RSS feeds added to the blog phenomenon by making it easier to keep track of when new posts were added. This began the opt-in series of services that form the basis of what Social Media is today. If you look at offerings like Twitter, Pownce, and FriendFeed, you truly begin to see the power of the opt-in approach. The limitations of IM such as having to add people you want to talk to and those people having to be online at the time you send your message were overcome. The pains you had to go through to send that message to a lot of people at once were also taken care of. As a matter of fact, you don’t even have to know these people. They will find you and opt-in to your data feed from that service and the service worries about sending your message to all of them whether it is 10 or 10,000 people.
A myriad of clients for these services, both web based and desktop based add to the overall convenience of both posting your own messages and monitoring other’s feeds. This is the true magic of what we call Social Media. Take Twitter as an example. I am following well over 150 people. Granted I miss a few updates from people here and there from the sheer volume of messages, but I get to keep up with all of these people with similar interests that I have never met. I get to see thoughts and ideas and websites and articles I would probably have never seen if it wasn’t for my desktop client (Twhirl on Windows and Twitterrific on my iMac).
A lot of times, it is these messages that spur ideas for my blog posts. I’m sure that I’m not the only one deriving inspiration from random messages in these feeds. Of course, there is a lot of fluff out there but the nice thing is, you can skip it by just not subscribing to those feeds. Besides, what I consider fluff you might consider to be interesting reading. See how putting the power in the reader’s hands is so nice? It isn’t intrusive like all of those annoying forwarded emails that people perpetually send to one another. I get so tired of deleting emails with subjects that start with “FW: FW: FW: FW: FW: FW: FW: FW: FW: FW: FW: FW” (okay, maybe not quite that many, but you get the picture).
Basically, Social Media is a source of information that is offered through an opt-in service so that user’s interested can choose to be updated when more information is available. It may include getting an SMS with the latest message or getting a daily digest email to the account of your choice. The options are many and varied just like the services offered. The upshot is that these services, when properly implemented, make it much easier to get the information you want in a timely manner without all the hassle of various versions of spam.
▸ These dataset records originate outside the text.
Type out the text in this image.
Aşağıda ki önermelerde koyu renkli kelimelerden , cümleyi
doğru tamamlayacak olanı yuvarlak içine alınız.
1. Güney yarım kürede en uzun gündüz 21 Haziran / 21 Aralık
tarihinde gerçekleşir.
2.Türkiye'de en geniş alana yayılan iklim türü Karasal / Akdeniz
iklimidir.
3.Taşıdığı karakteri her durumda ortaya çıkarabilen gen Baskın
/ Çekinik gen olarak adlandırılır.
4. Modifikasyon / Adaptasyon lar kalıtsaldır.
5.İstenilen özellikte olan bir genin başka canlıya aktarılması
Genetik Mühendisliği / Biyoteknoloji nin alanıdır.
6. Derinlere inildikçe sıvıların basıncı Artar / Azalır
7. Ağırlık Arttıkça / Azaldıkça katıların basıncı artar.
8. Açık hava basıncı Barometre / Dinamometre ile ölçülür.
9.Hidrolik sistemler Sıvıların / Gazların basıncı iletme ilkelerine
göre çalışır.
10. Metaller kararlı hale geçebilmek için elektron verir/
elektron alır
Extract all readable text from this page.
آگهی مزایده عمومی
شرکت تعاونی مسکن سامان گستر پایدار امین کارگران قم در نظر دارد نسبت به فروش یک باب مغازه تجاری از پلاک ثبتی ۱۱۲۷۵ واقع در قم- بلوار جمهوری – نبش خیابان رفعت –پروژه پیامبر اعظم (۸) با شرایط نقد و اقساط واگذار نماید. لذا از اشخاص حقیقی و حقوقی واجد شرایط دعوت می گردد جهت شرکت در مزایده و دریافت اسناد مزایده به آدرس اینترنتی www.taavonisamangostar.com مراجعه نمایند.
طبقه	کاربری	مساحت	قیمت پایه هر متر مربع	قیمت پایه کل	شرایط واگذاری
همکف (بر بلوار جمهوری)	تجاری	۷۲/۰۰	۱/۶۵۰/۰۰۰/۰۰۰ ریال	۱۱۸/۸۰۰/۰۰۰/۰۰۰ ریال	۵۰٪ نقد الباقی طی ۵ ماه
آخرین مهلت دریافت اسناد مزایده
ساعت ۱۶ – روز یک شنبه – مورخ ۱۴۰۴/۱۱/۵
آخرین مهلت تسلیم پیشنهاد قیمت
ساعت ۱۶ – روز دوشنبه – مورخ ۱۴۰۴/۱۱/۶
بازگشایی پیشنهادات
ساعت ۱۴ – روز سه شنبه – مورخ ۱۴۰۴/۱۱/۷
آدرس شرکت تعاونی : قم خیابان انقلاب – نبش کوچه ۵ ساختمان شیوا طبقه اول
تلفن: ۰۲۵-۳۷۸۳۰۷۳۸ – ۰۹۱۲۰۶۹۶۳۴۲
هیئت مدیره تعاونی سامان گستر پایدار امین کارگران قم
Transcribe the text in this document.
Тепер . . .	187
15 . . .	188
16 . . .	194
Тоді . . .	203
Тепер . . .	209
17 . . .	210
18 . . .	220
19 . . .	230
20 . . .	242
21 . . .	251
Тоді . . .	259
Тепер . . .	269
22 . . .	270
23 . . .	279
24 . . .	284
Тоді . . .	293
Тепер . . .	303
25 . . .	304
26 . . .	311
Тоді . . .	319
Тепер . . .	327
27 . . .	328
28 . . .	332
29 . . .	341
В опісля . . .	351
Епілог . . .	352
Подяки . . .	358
Even big time corporations are seeing the advantages of leveraging Social Media networks. Comcast in particular has made some really good strides at improving Customer Service through a dedicated Social Media team. They scour the common services and search through blogs no matter how small to find places where people are complaining about problems they cannot get resolved with Comcast. The team then makes contact with these people and works with them to try and fix the issue. I know this works because they did it for me. I blogged extensively about it here at SBR and I’m happy to say they completely satisfied me with the solution.
So what is my short definition of Social Media? It’s all of those services on the web that let you post regular updates about things and sends those updates to everyone that opts-in to follow your feed/stream/whatever. It is all of those services that let us communicate with people we’ve never met but find what we have to say interesting. It is the next step of the world’s communication medium, but not the last.